Vaudeville and the Orpheum circuit


          From the late 1800’s to the mid 1920’s, vaudeville and the Orpheum circuit were early examples of entertainment for all of America wherever they were—from Portland, Oregon to Boston, Massachusetts. Featuring all types of act from contortionists to musicians, celebrities to balancing acts, vaudeville was the best and worst of American theatrics and was a homogenizing force that brought upper and lower classes together like never before.

            Unlike its performing arts relative burlesque, where women wore sequins and feathers and often little else, vaudeville could be any kind of act, as long as it was family friendly. Surprisingly popular acts included acrobats, ice skaters and regurgitators. Regurgitators, including the most famous of them all, Hadji Ali, would swallow enough liquid to spew kerosene onto open flames and then enough water to put out the fire he had swelled.

            Other surprising people who made vaudeville appearances included Helen Keller, Babe Ruth and Will Rogers, who performed rope tricks onstage. In addition, as is to be expected, vaudeville made way for its offspring, the musical, by giving room to singers and dancers on every vaudeville bill.

            Besides being entertainment for all types of people, vaudeville performers could come from all races, religions and ethnicities.  There were Jewish vaudeville acts and black performers, comedians who had been window washers in another life and recent immigrants.

            At the height of its popularity in the early 1900’s through the 1920’s and because of its widespread appeal, it’s no surprise that vaudeville, its performers and the owners of its performance spaces were raking in the dough. Variety magazine reported that vaudeville was earning over $30 million dollars a year.

By 1919, even small-time performers who performed on the vaudeville circuit forty-two weeks out of the year were making $75 a week, or $3,150. Compare that to the average factory worker who made less than $1,300 and it’s no wonder that every Tom, Dick and Harry with a little talent tried to make it to the big time.

            Major chains of vaudeville circuit theaters were built by Sullivan and Consodine, Alexander Pantages and Marcus Loew, but the largest chain by far was handled the hardened businessmen Benjamin Keith and Edward Albee. The businessmen incorporated and managed the Orpheum circuit, an 1880’s-constucted chain of theaters, which stretched form the east to the west coast. Modeled after opera houses in Europe, the opulent houses featured gold leaf paneling, high ceilings and interesting moldings. At their completion, the Orpheum circuit had 45 houses in 36 cities throughout the country.
            Keith & Albee had a virtual monopoly over vaudeville houses by 1907. They crushed a performers’ union called The White Rats by creating their own fake union, the National Vaudeville Artists and refused to book anyone who didn’t join their union. They became radically puritanical about the cleanliness of the acts in their show, as well, and verbally and sometimes physically threatened any small-time performers who didn’t comply with their rules.

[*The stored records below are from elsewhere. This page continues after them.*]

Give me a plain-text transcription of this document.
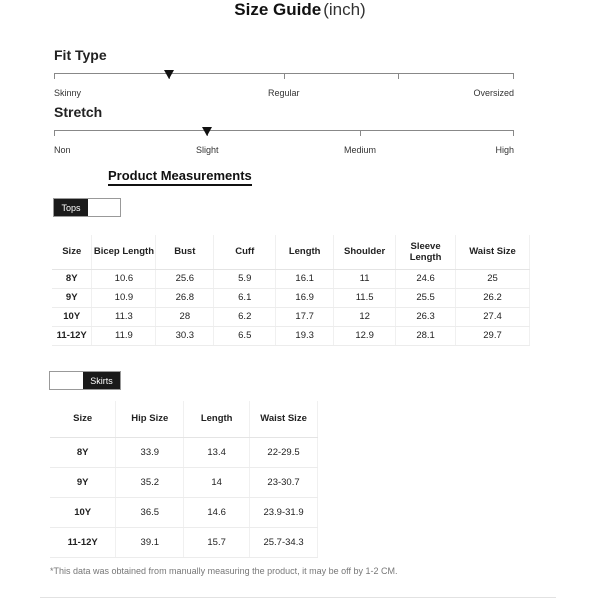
Size Guide (inch)
Fit Type
Skinny	Regular	Oversized
Stretch
Non	Slight	Medium	High
Product Measurements
Tops
Size	Bicep Length	Bust	Cuff	Length	Shoulder	Sleeve Length	Waist Size
8Y	10.6	25.6	5.9	16.1	11	24.6	25
9Y	10.9	26.8	6.1	16.9	11.5	25.5	26.2
10Y	11.3	28	6.2	17.7	12	26.3	27.4
11-12Y	11.9	30.3	6.5	19.3	12.9	28.1	29.7
Skirts
Size	Hip Size	Length	Waist Size
8Y	33.9	13.4	22-29.5
9Y	35.2	14	23-30.7
10Y	36.5	14.6	23.9-31.9
11-12Y	39.1	15.7	25.7-34.3
*This data was obtained from manually measuring the product, it may be off by 1-2 CM.
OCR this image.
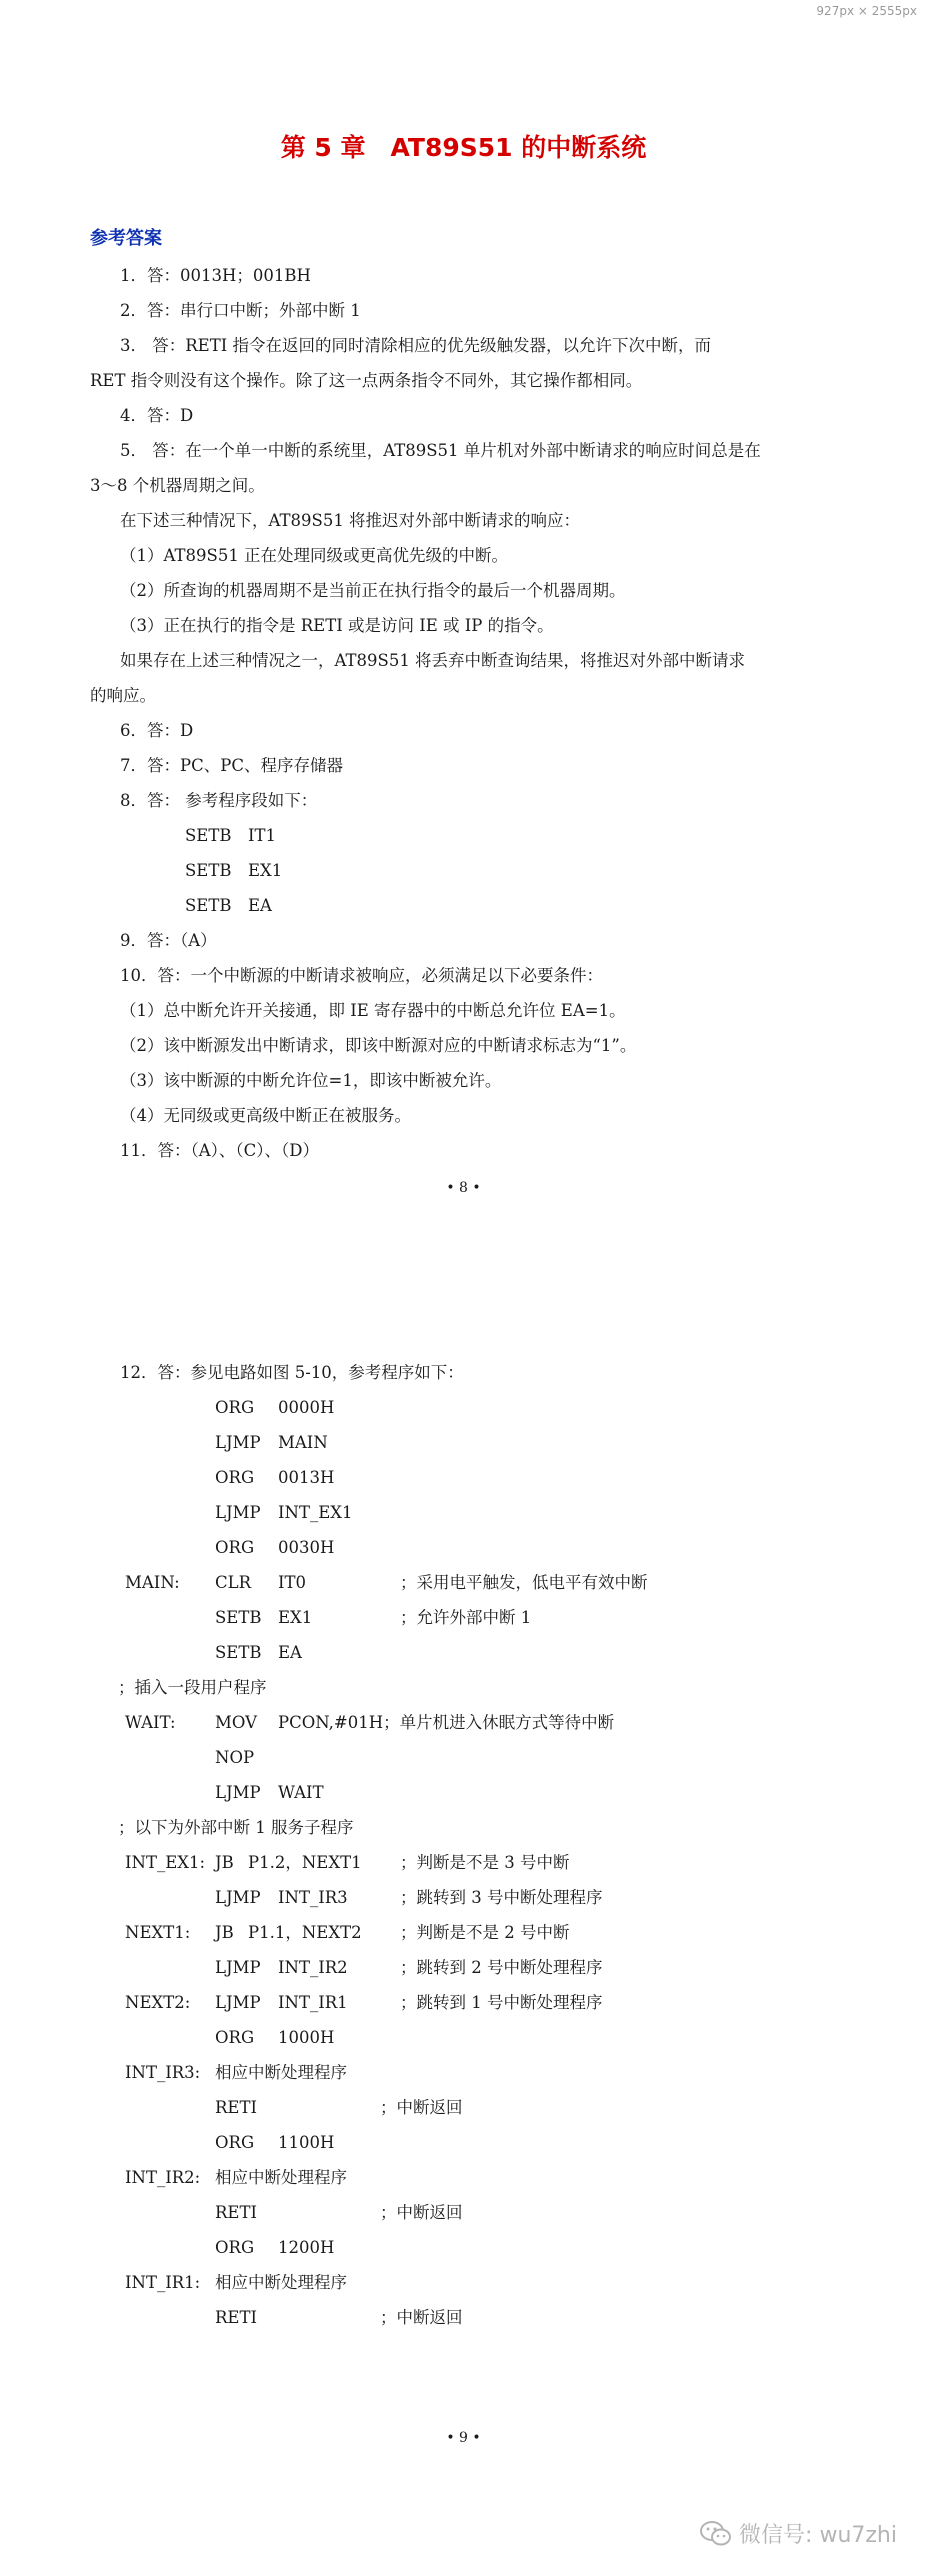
927px × 2555px
第 5 章　AT89S51 的中断系统
参考答案

1．答：0013H；001BH

2．答：串行口中断；外部中断 1

3． 答：RETI 指令在返回的同时清除相应的优先级触发器，以允许下次中断，而

RET 指令则没有这个操作。除了这一点两条指令不同外，其它操作都相同。

4．答：D

5． 答：在一个单一中断的系统里，AT89S51 单片机对外部中断请求的响应时间总是在

3～8 个机器周期之间。

在下述三种情况下，AT89S51 将推迟对外部中断请求的响应：

（1）AT89S51 正在处理同级或更高优先级的中断。

（2）所查询的机器周期不是当前正在执行指令的最后一个机器周期。

（3）正在执行的指令是 RETI 或是访问 IE 或 IP 的指令。

如果存在上述三种情况之一，AT89S51 将丢弃中断查询结果，将推迟对外部中断请求

的响应。

6．答：D

7．答：PC、PC、程序存储器

8．答： 参考程序段如下：

SETB IT1
SETB EX1
SETB EA

9．答：（A）

10．答：一个中断源的中断请求被响应，必须满足以下必要条件：

（1）总中断允许开关接通，即 IE 寄存器中的中断总允许位 EA=1。

（2）该中断源发出中断请求，即该中断源对应的中断请求标志为“1”。

（3）该中断源的中断允许位=1，即该中断被允许。

（4）无同级或更高级中断正在被服务。

11．答：（A）、（C）、（D）

• 8 •

12．答：参见电路如图 5-10，参考程序如下：

ORG 0000H
LJMP MAIN
ORG 0013H
LJMP INT_EX1
ORG 0030H
MAIN: CLR IT0	；采用电平触发，低电平有效中断
SETB EX1	；允许外部中断 1
SETB EA
；插入一段用户程序
WAIT: MOV PCON,#01H；单片机进入休眠方式等待中断
NOP
LJMP WAIT
；以下为外部中断 1 服务子程序
INT_EX1: JB P1.2，NEXT1 ；判断是不是 3 号中断
LJMP INT_IR3	；跳转到 3 号中断处理程序
NEXT1: JB P1.1，NEXT2 ；判断是不是 2 号中断
LJMP INT_IR2	；跳转到 2 号中断处理程序
NEXT2: LJMP INT_IR1	；跳转到 1 号中断处理程序
ORG 1000H
INT_IR3: 相应中断处理程序
RETI	；中断返回
ORG 1100H
INT_IR2: 相应中断处理程序
RETI	；中断返回
ORG 1200H
INT_IR1: 相应中断处理程序
RETI	；中断返回
• 9 •
微信号: wu7zhi
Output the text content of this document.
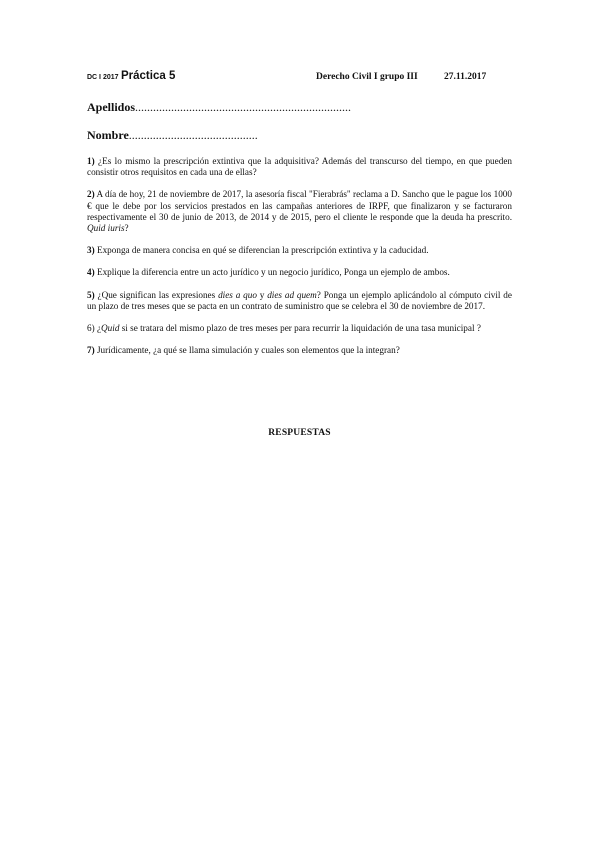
DC I 2017 Práctica 5	Derecho Civil I grupo III	27.11.2017
Apellidos........................................................................
Nombre...........................................

1) ¿Es lo mismo la prescripción extintiva que la adquisitiva? Además del transcurso del tiempo, en que pueden consistir otros requisitos en cada una de ellas?

2) A día de hoy, 21 de noviembre de 2017, la asesoría fiscal "Fierabrás" reclama a D. Sancho que le pague los 1000 € que le debe por los servicios prestados en las campañas anteriores de IRPF, que finalizaron y se facturaron respectivamente el 30 de junio de 2013, de 2014 y de 2015, pero el cliente le responde que la deuda ha prescrito. Quid iuris?

3) Exponga de manera concisa en qué se diferencian la prescripción extintiva y la caducidad.

4) Explique la diferencia entre un acto jurídico y un negocio jurídico, Ponga un ejemplo de ambos.

5) ¿Que significan las expresiones dies a quo y dies ad quem? Ponga un ejemplo aplicándolo al cómputo civil de un plazo de tres meses que se pacta en un contrato de suministro que se celebra el 30 de noviembre de 2017.

6) ¿Quid si se tratara del mismo plazo de tres meses per para recurrir la liquidación de una tasa municipal ?

7) Jurídicamente, ¿a qué se llama simulación y cuales son elementos que la integran?

RESPUESTAS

            Deadened by the Great Depression and the invention of the talking motion picture, vaudeville lost much of its audience and appeal in the 1930’s. However, the legacy of the Orpheum theater remains. Many of these opulent theaters are still in cities across the country, including Vancouver B.C., Omaha, NE, Madison, WI and Minneapolis—and have been refurbished and protected for years of viewers of whatever type of live entertainment comes next.